Example Configurations
Real-world examples demonstrating Web-Harvest capabilities and best practices
Available Example Files
Download and run these real-world example configurations:
Simple Test
Basic configuration to test Web-Harvest functionality
E-commerce Monitoring
Monitor product prices across e-commerce sites
Social Media Analytics
Extract and analyze social media data
Data Processing Pipeline
Complete data processing workflow
Web Crawler
Intelligent web crawler with link following
API Integration
REST API integration and data processing
Modern Web Scraping
Advanced web scraping techniques
Product Catalog
Extract product information from catalogs
XQuery Examples
Advanced XQuery data processing
Function Examples
Built-in function usage examples
E-commerce Price Monitoring
Monitor product prices across multiple e-commerce sites and get alerts when prices drop below threshold.
Features:
- Multi-site price monitoring
- Price threshold alerts
- Data persistence
- Error handling
<config xmlns="http://org.webharvest/schema/2.1/core">
<!-- Configuration for price monitoring -->
<def var="productUrl">https://shop.example.com/product/123</def>
<def var="priceThreshold">100.00</def>
<!-- Fetch product data -->
<def var="productData">
<html-to-xml advancedxmlescape="true" specialentities="true">
<http url="${productUrl}" timeout="30000">
<http-header name="User-Agent">Web-Harvest Bot</http-header>
</http>
</html-to-xml>
</def>
<!-- Extract current price -->
<def var="currentPrice">
<xpath expression="//span[@class='price']">
<get var="productData"/>
</xpath>
</def>
<!-- Check if price is below threshold -->
<if condition="${currentPrice < priceThreshold}">
<then>
<file path="price_alert.txt" action="write">
<template>
<![CDATA[
PRICE ALERT!
Product: ${productUrl}
Current Price: $${currentPrice}
Threshold: $${priceThreshold}
Date: ${sys.currentTime()}
]]>
</template>
</file>
</then>
</if>
</config>
Social Media Analytics
Extract and analyze social media posts for sentiment analysis and engagement metrics.
Features:
- API integration
- JSON to XML conversion
- XQuery data processing
- Sentiment analysis
<config xmlns="http://org.webharvest/schema/2.1/core">
<def var="hashtag">#technology</def>
<!-- Get data from social media API -->
<def var="socialData">
<http url="https://api.social.com/posts?hashtag=${hashtag}">
<http-header name="Authorization">Bearer YOUR_API_KEY</http-header>
</http>
</def>
<!-- Convert JSON to XML -->
<def var="postsXml">
<json-to-xml>
<get var="socialData"/>
</json-to-xml>
</def>
<!-- Analyze sentiment using XQuery -->
<def var="sentimentAnalysis">
<xquery>
<xq-param name="posts">
<get var="postsXml"/>
</xq-param>
<xq-expression>
<![CDATA[
declare variable $posts as node() external;
let $positive := count($posts//post[sentiment = "positive"])

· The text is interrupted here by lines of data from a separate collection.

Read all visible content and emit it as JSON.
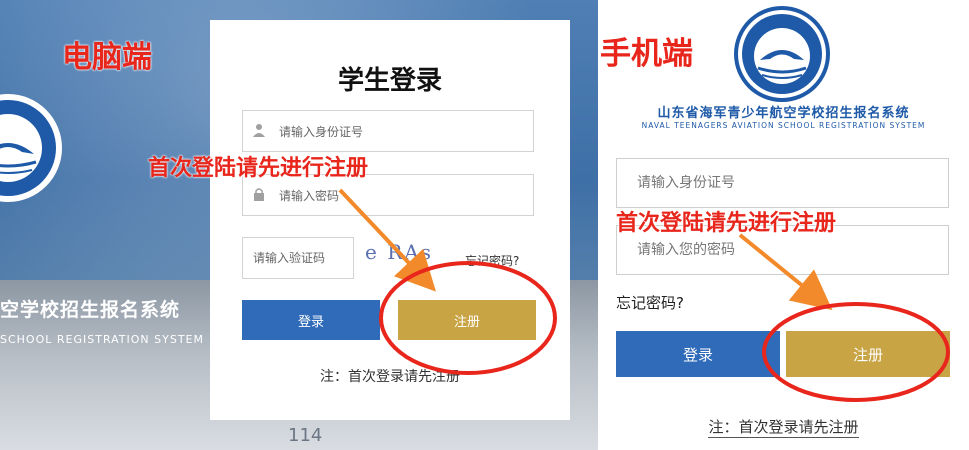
{
  "labels": {
    "pc": "电脑端",
    "mobile": "手机端",
    "first_login_hint_pc": "首次登陆请先进行注册",
    "first_login_hint_mobile": "首次登陆请先进行注册"
  },
  "pc": {
    "school_name": "空学校招生报名系统",
    "school_name_en": "SCHOOL REGISTRATION SYSTEM",
    "title": "学生登录",
    "id_placeholder": "请输入身份证号",
    "password_placeholder": "请输入密码",
    "captcha_placeholder": "请输入验证码",
    "captcha_text": "e  RAs",
    "forgot": "忘记密码?",
    "login": "登录",
    "register": "注册",
    "note": "注：首次登录请先注册",
    "deck_number": "114"
  },
  "mobile": {
    "school_name": "山东省海军青少年航空学校招生报名系统",
    "school_name_en": "NAVAL TEENAGERS AVIATION SCHOOL REGISTRATION SYSTEM",
    "id_placeholder": "请输入身份证号",
    "password_placeholder": "请输入您的密码",
    "forgot": "忘记密码?",
    "login": "登录",
    "register": "注册",
    "note": "注：首次登录请先注册"
  },
  "colors": {
    "brand_blue": "#2f6bb9",
    "register_gold": "#c9a445",
    "annotation_red": "#e8261c"
  }
}
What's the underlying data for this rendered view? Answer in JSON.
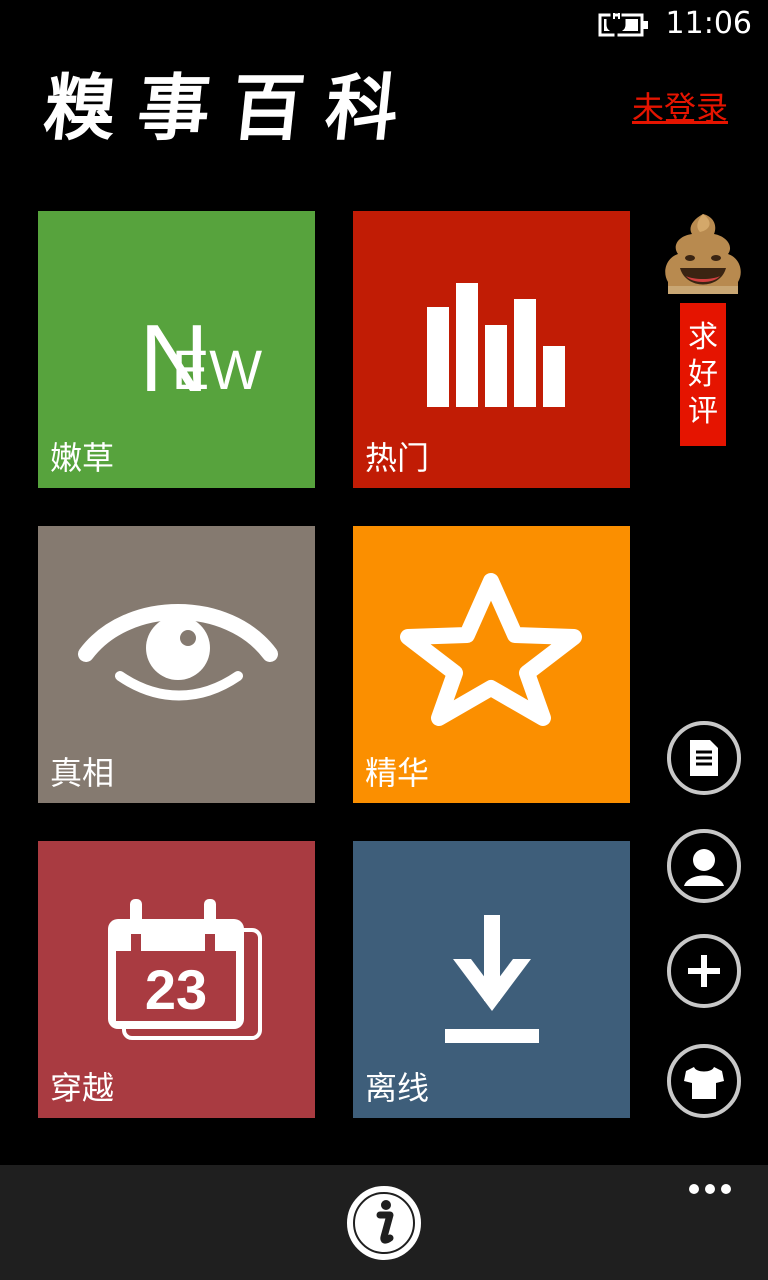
{
  "status": {
    "time": "11:06"
  },
  "header": {
    "title": "糗事百科",
    "login_label": "未登录"
  },
  "tiles": [
    {
      "label": "嫩草",
      "icon": "new-icon",
      "icon_text": "NEW",
      "color": "#57a33d"
    },
    {
      "label": "热门",
      "icon": "bar-chart-icon",
      "color": "#c11c05"
    },
    {
      "label": "真相",
      "icon": "eye-icon",
      "color": "#857a70"
    },
    {
      "label": "精华",
      "icon": "star-icon",
      "color": "#fb8f00"
    },
    {
      "label": "穿越",
      "icon": "calendar-icon",
      "icon_text": "23",
      "color": "#a93b41"
    },
    {
      "label": "离线",
      "icon": "download-icon",
      "color": "#3e5e7a"
    }
  ],
  "sidebar": {
    "rate_label": [
      "求",
      "好",
      "评"
    ],
    "rate_color": "#e51400",
    "buttons": [
      "document-icon",
      "user-icon",
      "add-icon",
      "tshirt-icon"
    ]
  },
  "app_bar": {
    "main_button": "info-icon",
    "more": "more-icon"
  }
}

let $negative := count($posts//post[sentiment = "negative"])
let $neutral := count($posts//post[sentiment = "neutral"])
let $total := count($posts//post)
return
<sentiment_analysis>
<total_posts>{$total}</total_posts>
<positive_posts>{$positive}</positive_posts>
<negative_posts>{$negative}</negative_posts>
<neutral_posts>{$neutral}</neutral_posts>
<positive_percentage>{if ($total > 0) then round($positive div $total * 100) else 0}</positive_percentage>
<negative_percentage>{if ($total > 0) then round($negative div $total * 100) else 0}</negative_percentage>
<neutral_percentage>{if ($total > 0) then round($neutral div $total * 100) else 0}</neutral_percentage>
</sentiment_analysis>
]]>
</xq-expression>
</xquery>
</def>
<!-- Save results -->
<file path="sentiment_report.xml" action="write">
<get var="sentimentAnalysis"/>
</file>
</config>
Data Processing Pipeline
Complete data processing pipeline with validation, transformation, and reporting.
Features:
- CSV data processing
- Data validation
- Error handling
- Report generation
<config xmlns="http://org.webharvest/schema/2.1/core">
<!-- Read input data -->
<def var="rawData">
<file path="input.csv" action="read" charset="UTF-8"/>
</def>
<!-- Process each row -->
<def var="processedData">
<loop item="row">
<tokenize delimiters="," trimtokens="true">
<get var="rawData"/>
</tokenize>
<body>
<!-- Validate row data -->
<def var="validatedRow">
<script>
// Data validation logic
if (row.length() >= 3) {
return row;
} else {
return null;
}
</script>
</def>
<!-- Only process valid rows -->
<if condition="${validatedRow != null}">
<then>
<def var="processedRow">
<template>
<![CDATA[
<item>
<id>${row[0]}</id>
<name>${row[1]}</name>
<price>${row[2]}</price>
<processed_at>${sys.currentTime()}</processed_at>
</item>
]]>
</template>
</def>
</then>
</if>
</body>
</loop>
</def>
<!-- Generate report -->
<file path="processed_data.xml" action="write">
<template>
<![CDATA[
<report>
<timestamp>${sys.currentTime()}</timestamp>
<total_records>${sys.recordCount()}</total_records>
<data>
<get var="processedData"/>
</data>
</report>
]]>
</template>
</file>
</config>
Web Crawler
Intelligent web crawler that follows links and extracts content from multiple pages.
Features:
- Link following
- Content extraction
- Duplicate prevention
- Error handling
<config xmlns="http://org.webharvest/schema/2.1/core">
<def var="home">http://web-harvest.sourceforge.net/</def>
<def var="unvisited">
<list>
<template>${home}</template>
</list>
</def>
<def var="visited">
<list></list>
</def>
<def var="newLinks">
<list></list>
</def>
<while condition="${unvisited.toString().length() > 0}">
<def var="currUrl">
<get var="unvisited"/>
</def>
<def var="visitedUpdate">
<script>
print("Visiting: " + currUrl);
</script>
</def>
<def var="linkCheck">
<script>
boolean isValidUrl(String url) {
String urlSmall = url.toLowerCase();
return urlSmall.startsWith("http://web-harvest.sourceforge.net/")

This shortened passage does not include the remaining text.